Medium effects on the direct cis-trans photoisomerization of 1,4-diphenyl-1,3-butadiene in solution.

Quantum yields for the photoisomerization of trans,trans-1,4-diphenyl-1,3-butadiene (tt-DPB), determined in benzene, cyclohexane, methylcyclohexane, hexane, and perfluorohexane, confirm the low values reported earlier for benzene and cyclohexane and reveal even lower values in the last two solvents. In contrast to trans-stilbene (t-St), fluorescence and torsional relaxation leading to photoisomerization do not account exclusively for S(1)tt-DPB decay. Competing radiationless singlet excited-state decay pathways exist in tt-DPB, which do not lead to photoisomerization and may not involve large-amplitude torsional motions. Our results invalidate analyses of tt-DPB fluorescence quantum yields and lifetimes that assign all radiationless decay to the isomerization channel. Gas-phase chromatography analysis of tt-DPB photoisomerization in hexane shows the reaction to be concentration-independent and reveals, for the first time, a significant, two-bond photoisomerization pathway, φ(tt→tc) = 0.092 and φ(tt→cc) = 0.020. The dominant one-bond-twist (OBT) process is accompanied by a bicycle pedal (BP) process that accounts for almost 20% of tt-DPB photoisomerization. The OBT tt-DPB photoisomerization quantum yield is largest in benzene (Bz) and smallest in perfluorohexane (PFH). Contrary to expectations, reduction in medium friction in PFH is accompanied by a decrease in φ(tt→tc).
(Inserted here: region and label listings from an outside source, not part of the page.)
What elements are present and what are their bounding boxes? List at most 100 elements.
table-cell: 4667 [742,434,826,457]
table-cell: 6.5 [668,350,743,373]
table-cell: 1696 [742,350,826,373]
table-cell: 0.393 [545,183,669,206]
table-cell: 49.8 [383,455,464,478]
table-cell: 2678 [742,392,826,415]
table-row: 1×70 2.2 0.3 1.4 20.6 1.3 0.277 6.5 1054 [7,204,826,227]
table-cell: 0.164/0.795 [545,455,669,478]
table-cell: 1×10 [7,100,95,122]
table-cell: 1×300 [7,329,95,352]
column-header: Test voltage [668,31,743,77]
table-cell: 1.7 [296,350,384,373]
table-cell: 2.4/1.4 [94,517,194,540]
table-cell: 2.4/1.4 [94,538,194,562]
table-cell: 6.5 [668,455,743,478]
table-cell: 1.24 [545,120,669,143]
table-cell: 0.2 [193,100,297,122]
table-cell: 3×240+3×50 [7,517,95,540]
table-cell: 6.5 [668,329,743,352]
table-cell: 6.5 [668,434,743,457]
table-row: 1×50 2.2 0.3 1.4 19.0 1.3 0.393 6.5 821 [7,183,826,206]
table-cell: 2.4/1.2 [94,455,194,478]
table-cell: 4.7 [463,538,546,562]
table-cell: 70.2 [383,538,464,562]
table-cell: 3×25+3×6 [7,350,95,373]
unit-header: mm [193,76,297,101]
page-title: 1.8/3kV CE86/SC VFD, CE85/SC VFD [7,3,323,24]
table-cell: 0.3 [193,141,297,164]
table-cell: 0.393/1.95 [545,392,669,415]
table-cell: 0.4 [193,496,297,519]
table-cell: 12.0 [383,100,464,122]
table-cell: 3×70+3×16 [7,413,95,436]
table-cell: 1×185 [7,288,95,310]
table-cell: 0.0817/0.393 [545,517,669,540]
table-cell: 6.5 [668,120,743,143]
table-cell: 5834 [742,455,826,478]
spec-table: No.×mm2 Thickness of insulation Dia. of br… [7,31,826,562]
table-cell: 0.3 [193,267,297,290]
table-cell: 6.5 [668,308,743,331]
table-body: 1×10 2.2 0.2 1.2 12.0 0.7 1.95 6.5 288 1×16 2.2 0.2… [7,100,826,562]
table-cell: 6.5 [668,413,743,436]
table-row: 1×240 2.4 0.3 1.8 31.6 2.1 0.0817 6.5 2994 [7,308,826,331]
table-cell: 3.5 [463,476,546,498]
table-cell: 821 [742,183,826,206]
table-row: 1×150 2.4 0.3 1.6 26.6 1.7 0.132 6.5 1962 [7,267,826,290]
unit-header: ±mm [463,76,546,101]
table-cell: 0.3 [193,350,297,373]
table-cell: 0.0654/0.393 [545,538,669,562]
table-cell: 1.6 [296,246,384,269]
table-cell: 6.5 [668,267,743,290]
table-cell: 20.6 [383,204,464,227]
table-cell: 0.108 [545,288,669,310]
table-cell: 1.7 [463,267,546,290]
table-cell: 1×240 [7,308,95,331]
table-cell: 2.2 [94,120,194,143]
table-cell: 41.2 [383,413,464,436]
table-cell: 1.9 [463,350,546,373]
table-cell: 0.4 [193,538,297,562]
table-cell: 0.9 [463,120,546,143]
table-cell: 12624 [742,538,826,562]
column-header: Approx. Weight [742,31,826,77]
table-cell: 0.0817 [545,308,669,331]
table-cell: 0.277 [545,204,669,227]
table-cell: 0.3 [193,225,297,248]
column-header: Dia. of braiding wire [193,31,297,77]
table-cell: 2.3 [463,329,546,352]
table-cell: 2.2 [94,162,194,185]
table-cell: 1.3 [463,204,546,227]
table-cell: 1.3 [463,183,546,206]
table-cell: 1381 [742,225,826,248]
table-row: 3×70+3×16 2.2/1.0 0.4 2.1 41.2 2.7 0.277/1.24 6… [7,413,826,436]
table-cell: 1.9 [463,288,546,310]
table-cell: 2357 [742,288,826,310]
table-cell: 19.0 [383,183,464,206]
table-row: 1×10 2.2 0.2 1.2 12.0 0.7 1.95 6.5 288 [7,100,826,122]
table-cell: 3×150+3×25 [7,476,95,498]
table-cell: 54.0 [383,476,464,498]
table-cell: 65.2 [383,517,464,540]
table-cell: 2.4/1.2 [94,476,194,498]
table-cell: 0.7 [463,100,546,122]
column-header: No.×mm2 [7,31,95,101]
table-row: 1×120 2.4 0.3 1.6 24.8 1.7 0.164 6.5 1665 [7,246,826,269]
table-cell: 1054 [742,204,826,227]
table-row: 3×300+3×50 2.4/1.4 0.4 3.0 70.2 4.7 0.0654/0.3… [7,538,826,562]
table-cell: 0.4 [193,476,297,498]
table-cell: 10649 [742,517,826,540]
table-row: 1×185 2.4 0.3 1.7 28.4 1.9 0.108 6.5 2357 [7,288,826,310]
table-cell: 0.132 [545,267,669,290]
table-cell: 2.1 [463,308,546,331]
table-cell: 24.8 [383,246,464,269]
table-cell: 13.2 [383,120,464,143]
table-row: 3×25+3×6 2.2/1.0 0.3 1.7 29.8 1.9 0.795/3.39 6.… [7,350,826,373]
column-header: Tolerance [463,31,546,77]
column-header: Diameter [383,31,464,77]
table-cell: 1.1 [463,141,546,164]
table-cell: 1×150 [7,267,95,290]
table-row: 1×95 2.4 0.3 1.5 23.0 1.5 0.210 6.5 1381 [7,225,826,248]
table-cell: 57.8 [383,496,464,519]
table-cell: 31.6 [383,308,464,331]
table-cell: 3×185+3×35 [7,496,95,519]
The 1(1)B(u)/2(1)A(g) order and energy gap appear to control the contribution of torsional relaxation to radiationless decay. Lowering the 1(1)B(u) energy as in Bz favors photoisomerization. Reversal of the 1(1)B(u)/2(1)A(g) order in PFH is accompanied by short τ(f) and small φ(f) and φ(tt→tc) values that suggest the presence of competing 2(1)A(g) → 1(1)Ag relaxation paths that are unproductive with respect to photoisomerization. We conclude that the Birks extension to diphenylpolyenes of the Orlandi-Siebrand cis-trans photoisomerization mechanism is not valid. Photoisomerization appears to occur in the 1(I)B(u) state, and we argue that this applies to t-St as well.